Retrieving verb stems from a list of verbs

I have a list of strings which are all verbs. I need to get the word frequencies for each verb, but I want to count verbs such as "want", "wants", "wanting" and "wanted" as one verb. Formally, a “verb” is defined as a set of 4 words that are of the form {X, Xs, Xed, Xing} or of the form {X, Xes, Xed, Xing} where X is the verb. How would I go about extracting verbs from the list such that I get "X" and a count of how many times the stem appears? I figured I could somehow use regex, however I'm new to regex and I am totally lost.

Solution 1:

There is a library called nltk which has an insane array of functions for text processing. One of the subsets of functions are stemmers, which do just what you want (using algorithms/code developed by people with a lot of experience in the area). Here is the result using the Porter Stemming algorithm:

In [3]: import nltk

In [4]: verbs = ["want", "wants", "wanting", "wanted"]
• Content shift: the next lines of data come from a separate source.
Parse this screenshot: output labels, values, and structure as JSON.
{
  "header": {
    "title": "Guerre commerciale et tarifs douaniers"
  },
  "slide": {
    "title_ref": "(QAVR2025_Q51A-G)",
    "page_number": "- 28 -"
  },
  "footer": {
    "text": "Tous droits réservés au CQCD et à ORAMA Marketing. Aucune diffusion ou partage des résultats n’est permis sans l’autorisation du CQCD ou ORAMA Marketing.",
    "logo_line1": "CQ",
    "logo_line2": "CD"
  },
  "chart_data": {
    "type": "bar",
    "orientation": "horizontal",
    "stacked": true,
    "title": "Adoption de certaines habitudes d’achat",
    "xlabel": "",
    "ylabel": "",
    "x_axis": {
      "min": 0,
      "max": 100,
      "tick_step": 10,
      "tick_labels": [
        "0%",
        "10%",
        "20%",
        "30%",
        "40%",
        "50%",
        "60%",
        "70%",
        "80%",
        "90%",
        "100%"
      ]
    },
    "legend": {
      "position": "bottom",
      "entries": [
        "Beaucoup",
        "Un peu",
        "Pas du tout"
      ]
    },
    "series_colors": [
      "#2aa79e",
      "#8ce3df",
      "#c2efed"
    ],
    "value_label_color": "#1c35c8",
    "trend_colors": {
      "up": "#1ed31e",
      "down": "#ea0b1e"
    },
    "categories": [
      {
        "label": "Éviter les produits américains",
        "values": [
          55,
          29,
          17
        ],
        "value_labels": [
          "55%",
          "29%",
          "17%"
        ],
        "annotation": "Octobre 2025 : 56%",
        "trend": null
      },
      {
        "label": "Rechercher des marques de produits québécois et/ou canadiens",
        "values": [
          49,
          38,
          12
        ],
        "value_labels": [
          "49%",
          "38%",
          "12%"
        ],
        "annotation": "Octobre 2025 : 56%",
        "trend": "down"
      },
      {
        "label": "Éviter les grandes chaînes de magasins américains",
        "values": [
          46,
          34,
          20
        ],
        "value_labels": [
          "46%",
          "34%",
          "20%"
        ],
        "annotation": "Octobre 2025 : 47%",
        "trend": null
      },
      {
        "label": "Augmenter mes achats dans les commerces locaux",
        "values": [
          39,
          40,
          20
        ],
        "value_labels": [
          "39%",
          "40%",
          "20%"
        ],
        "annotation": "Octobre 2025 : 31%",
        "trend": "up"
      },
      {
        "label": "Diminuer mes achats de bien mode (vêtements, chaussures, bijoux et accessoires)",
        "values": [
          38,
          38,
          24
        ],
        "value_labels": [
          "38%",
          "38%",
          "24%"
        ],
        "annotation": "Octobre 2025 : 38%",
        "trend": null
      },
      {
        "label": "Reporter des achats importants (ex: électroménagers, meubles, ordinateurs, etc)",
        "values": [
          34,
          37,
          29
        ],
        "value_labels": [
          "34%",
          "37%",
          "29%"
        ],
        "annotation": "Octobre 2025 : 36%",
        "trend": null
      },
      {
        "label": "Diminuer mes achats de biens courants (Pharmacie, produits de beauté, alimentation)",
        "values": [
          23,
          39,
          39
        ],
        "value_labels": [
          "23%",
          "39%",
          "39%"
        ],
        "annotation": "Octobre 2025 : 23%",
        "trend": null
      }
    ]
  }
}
In [5]: for verb in verbs:
   ...:     print nltk.stem.porter.PorterStemmer().stem_word(verb)
   ...:     
want
want
want
want

You could use this in conjunction with a defaultdict to do something like this (note: in Python 2.7+, a Counter would be equally useful/better):

In [2]: from collections import defaultdict

In [3]: from nltk.stem.porter import PorterStemmer

In [4]: verbs = ["want", "wants", "wanting", "wanted", "running", "runs", "run"]
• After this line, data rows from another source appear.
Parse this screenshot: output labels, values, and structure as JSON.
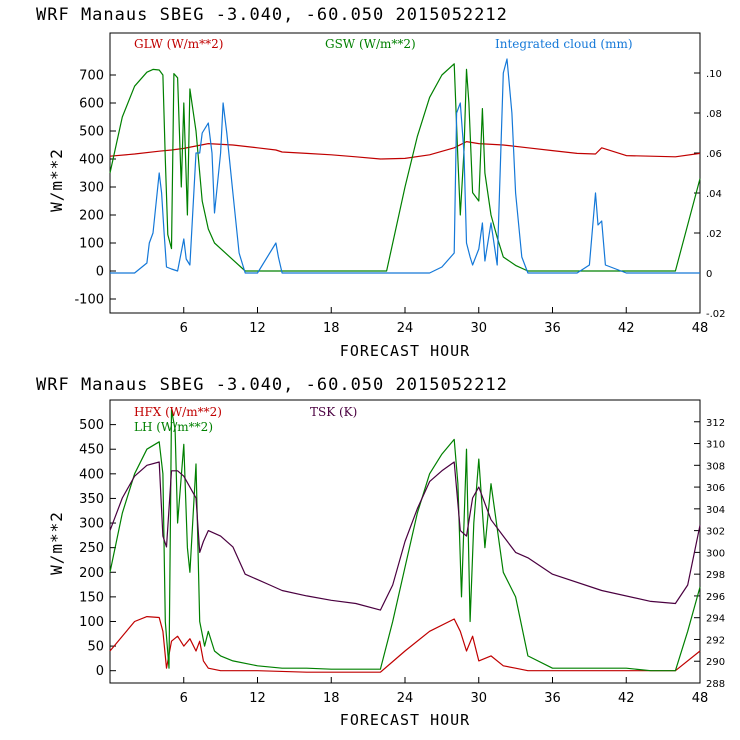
{
  "chart_data": [
    {
      "type": "line",
      "title": "WRF   Manaus SBEG   -3.040, -60.050  2015052212",
      "xlabel": "FORECAST HOUR",
      "ylabel": "W/m**2",
      "xlim": [
        0,
        48
      ],
      "ylim": [
        -150,
        850
      ],
      "y2lim": [
        -0.02,
        0.12
      ],
      "x_ticks": [
        "6",
        "12",
        "18",
        "24",
        "30",
        "36",
        "42",
        "48"
      ],
      "y_ticks": [
        "-100",
        "0",
        "100",
        "200",
        "300",
        "400",
        "500",
        "600",
        "700"
      ],
      "y2_ticks": [
        "-.02",
        "0",
        ".02",
        ".04",
        ".06",
        ".08",
        ".10"
      ],
      "series": [
        {
          "name": "GLW (W/m**2)",
          "color": "#c00000",
          "axis": "left",
          "x": [
            0,
            2,
            4,
            5,
            6,
            8,
            10,
            12,
            13.5,
            14,
            16,
            18,
            20,
            22,
            24,
            26,
            28,
            29,
            30,
            32,
            34,
            36,
            38,
            39.5,
            40,
            42,
            44,
            46,
            48
          ],
          "y": [
            410,
            418,
            428,
            432,
            438,
            455,
            450,
            440,
            432,
            425,
            420,
            415,
            408,
            400,
            402,
            415,
            440,
            462,
            455,
            450,
            440,
            430,
            420,
            418,
            440,
            412,
            410,
            408,
            420
          ]
        },
        {
          "name": "GSW (W/m**2)",
          "color": "#008000",
          "axis": "left",
          "x": [
            0,
            1,
            2,
            3,
            3.5,
            4,
            4.3,
            4.5,
            4.7,
            5,
            5.2,
            5.5,
            5.8,
            6,
            6.3,
            6.5,
            7,
            7.5,
            8,
            8.5,
            9,
            10,
            11,
            12,
            13,
            14,
            16,
            18,
            20,
            22,
            22.5,
            24,
            25,
            26,
            27,
            28,
            28.3,
            28.5,
            28.8,
            29,
            29.2,
            29.5,
            30,
            30.3,
            30.5,
            31,
            31.5,
            32,
            33,
            34,
            35,
            36,
            38,
            40,
            42,
            46,
            48
          ],
          "y": [
            350,
            550,
            660,
            710,
            720,
            718,
            700,
            400,
            130,
            80,
            705,
            690,
            300,
            600,
            200,
            650,
            500,
            250,
            150,
            100,
            80,
            40,
            0,
            0,
            0,
            0,
            0,
            0,
            0,
            0,
            0,
            300,
            480,
            620,
            700,
            740,
            400,
            200,
            430,
            720,
            600,
            280,
            250,
            580,
            350,
            200,
            120,
            50,
            20,
            0,
            0,
            0,
            0,
            0,
            0,
            0,
            330
          ]
        },
        {
          "name": "Integrated cloud (mm)",
          "color": "#1478d8",
          "axis": "right",
          "x": [
            0,
            2,
            3,
            3.2,
            3.5,
            4,
            4.2,
            4.4,
            4.6,
            5,
            5.5,
            6,
            6.2,
            6.5,
            7,
            7.3,
            7.5,
            8,
            8.3,
            8.5,
            9,
            9.2,
            9.5,
            10,
            10.5,
            11,
            12,
            13.5,
            13.7,
            14,
            16,
            18,
            20,
            22,
            26,
            27,
            28,
            28.2,
            28.5,
            28.8,
            29,
            29.3,
            29.5,
            30,
            30.3,
            30.5,
            31,
            31.5,
            32,
            32.3,
            32.7,
            33,
            33.5,
            34,
            36,
            38,
            39,
            39.5,
            39.7,
            40,
            40.3,
            42,
            44,
            46,
            48
          ],
          "y": [
            0,
            0,
            0.005,
            0.015,
            0.02,
            0.05,
            0.04,
            0.02,
            0.003,
            0.002,
            0.001,
            0.017,
            0.007,
            0.004,
            0.06,
            0.06,
            0.07,
            0.075,
            0.06,
            0.03,
            0.06,
            0.085,
            0.07,
            0.04,
            0.01,
            0,
            0,
            0.015,
            0.008,
            0,
            0,
            0,
            0,
            0,
            0,
            0.003,
            0.01,
            0.08,
            0.085,
            0.06,
            0.015,
            0.008,
            0.004,
            0.012,
            0.025,
            0.006,
            0.025,
            0.004,
            0.1,
            0.107,
            0.08,
            0.04,
            0.008,
            0,
            0,
            0,
            0.004,
            0.04,
            0.024,
            0.026,
            0.004,
            0,
            0,
            0,
            0
          ]
        }
      ]
    },
    {
      "type": "line",
      "title": "WRF   Manaus SBEG   -3.040, -60.050  2015052212",
      "xlabel": "FORECAST HOUR",
      "ylabel": "W/m**2",
      "xlim": [
        0,
        48
      ],
      "ylim": [
        -25,
        550
      ],
      "y2lim": [
        288,
        314
      ],
      "x_ticks": [
        "6",
        "12",
        "18",
        "24",
        "30",
        "36",
        "42",
        "48"
      ],
      "y_ticks": [
        "0",
        "50",
        "100",
        "150",
        "200",
        "250",
        "300",
        "350",
        "400",
        "450",
        "500"
      ],
      "y2_ticks": [
        "288",
        "290",
        "292",
        "294",
        "296",
        "298",
        "300",
        "302",
        "304",
        "306",
        "308",
        "310",
        "312"
      ],
      "series": [
        {
          "name": "HFX (W/m**2)",
          "color": "#c00000",
          "axis": "left",
          "x": [
            0,
            1,
            2,
            3,
            4,
            4.3,
            4.6,
            5,
            5.5,
            6,
            6.5,
            7,
            7.3,
            7.6,
            8,
            9,
            10,
            12,
            16,
            20,
            22,
            24,
            26,
            28,
            28.5,
            29,
            29.5,
            30,
            31,
            32,
            33,
            34,
            36,
            40,
            44,
            46,
            48
          ],
          "y": [
            40,
            70,
            100,
            110,
            108,
            80,
            5,
            60,
            70,
            50,
            65,
            40,
            60,
            20,
            5,
            0,
            0,
            0,
            -3,
            -3,
            -3,
            40,
            80,
            105,
            80,
            40,
            70,
            20,
            30,
            10,
            5,
            0,
            0,
            0,
            0,
            0,
            40
          ]
        },
        {
          "name": "LH  (W/m**2)",
          "color": "#008000",
          "axis": "left",
          "x": [
            0,
            1,
            2,
            3,
            4,
            4.3,
            4.5,
            4.8,
            5,
            5.3,
            5.5,
            6,
            6.3,
            6.5,
            7,
            7.3,
            7.7,
            8,
            8.5,
            9,
            10,
            12,
            14,
            16,
            18,
            20,
            22,
            23,
            24,
            25,
            26,
            27,
            28,
            28.3,
            28.6,
            29,
            29.3,
            29.6,
            30,
            30.5,
            31,
            32,
            33,
            34,
            36,
            38,
            40,
            42,
            44,
            46,
            47,
            48
          ],
          "y": [
            200,
            320,
            400,
            450,
            465,
            400,
            100,
            5,
            530,
            490,
            300,
            460,
            250,
            200,
            420,
            100,
            50,
            80,
            40,
            30,
            20,
            10,
            5,
            5,
            3,
            3,
            3,
            100,
            210,
            320,
            400,
            440,
            470,
            380,
            150,
            450,
            100,
            300,
            430,
            250,
            380,
            200,
            150,
            30,
            5,
            5,
            5,
            5,
            0,
            0,
            80,
            170
          ]
        },
        {
          "name": "TSK (K)",
          "color": "#4a0040",
          "axis": "right",
          "x": [
            0,
            1,
            2,
            3,
            4,
            4.3,
            4.6,
            5,
            5.5,
            6,
            6.5,
            7,
            7.3,
            7.6,
            8,
            9,
            10,
            11,
            12,
            13,
            14,
            16,
            18,
            20,
            22,
            23,
            24,
            25,
            26,
            27,
            28,
            28.5,
            29,
            29.5,
            30,
            31,
            32,
            33,
            34,
            36,
            40,
            44,
            46,
            47,
            48
          ],
          "y": [
            302,
            305,
            307,
            308,
            308.3,
            301.5,
            300.5,
            307.5,
            307.5,
            307,
            306,
            305,
            300,
            301,
            302,
            301.5,
            300.5,
            298,
            297.5,
            297,
            296.5,
            296,
            295.6,
            295.3,
            294.7,
            297,
            301,
            304,
            306.5,
            307.5,
            308.3,
            302,
            301.5,
            305,
            306,
            303,
            301.5,
            300,
            299.5,
            298,
            296.5,
            295.5,
            295.3,
            297,
            302.5
          ]
        }
      ]
    }
  ]
}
In [5]: freq = defaultdict(int)

In [6]: for verb in verbs:
   ...:     freq[PorterStemmer().stem_word(verb)] += 1
   ...:     

In [7]: freq
Out[7]: defaultdict(<type 'int'>, {'run': 3, 'want': 4})
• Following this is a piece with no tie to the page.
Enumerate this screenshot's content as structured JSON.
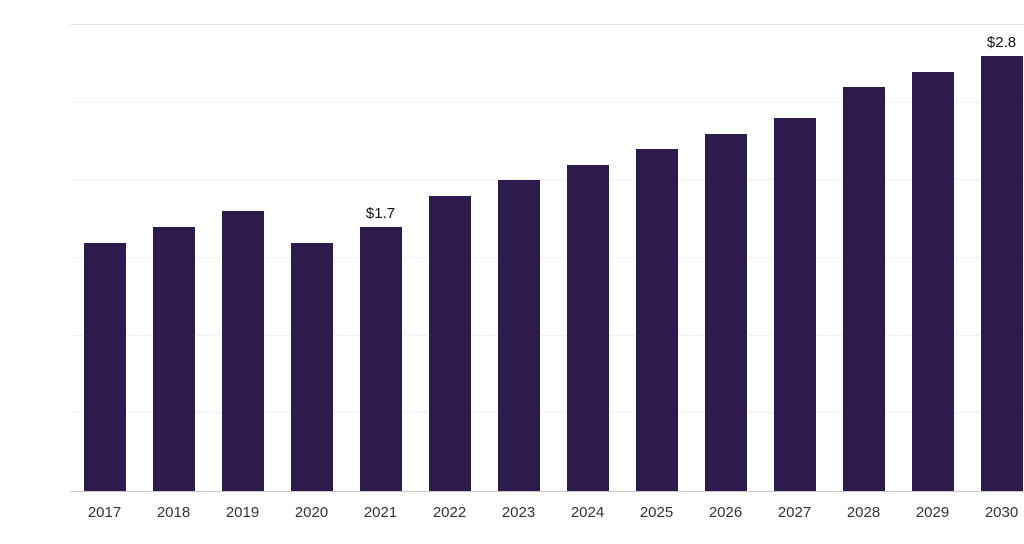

One thing to note: the stemmers aren't perfect - for instance, adding ran to the above yields this as the result:

defaultdict(<type 'int'>, {'ran': 1, 'run': 3, 'want': 4})

However hopefully it will get you close to what you want.

Solution 2:

To get the base word purely by pattern matching, you could use this code:

import re

for word in verblist:
    mtch = re.match(r"([a-zA-Z]*)((ed)|(ing)|(s))", word)
    if mtch:
        base = mtch.group(1)
    else:
        base = word
    #process the base word here

Keep in mind, this wouldn't handle irregular verbs well, and it relies on your list containing only verbs. Now, to actually keep track of counts, a dict would probably be best. A dict can be created before the loop with counts = {}. Then, to increment for each word, you can do the following at the end of each iteration:

    if base in counts:
        counts[base] += 1
    else:
        counts[base] = 1

RocketDonkey beat me to an answer while I was typing, and his answer looks like it'll work better, but I'm posting anyway since this doesn't require extra libraries to be installed, if that's worth anything to you.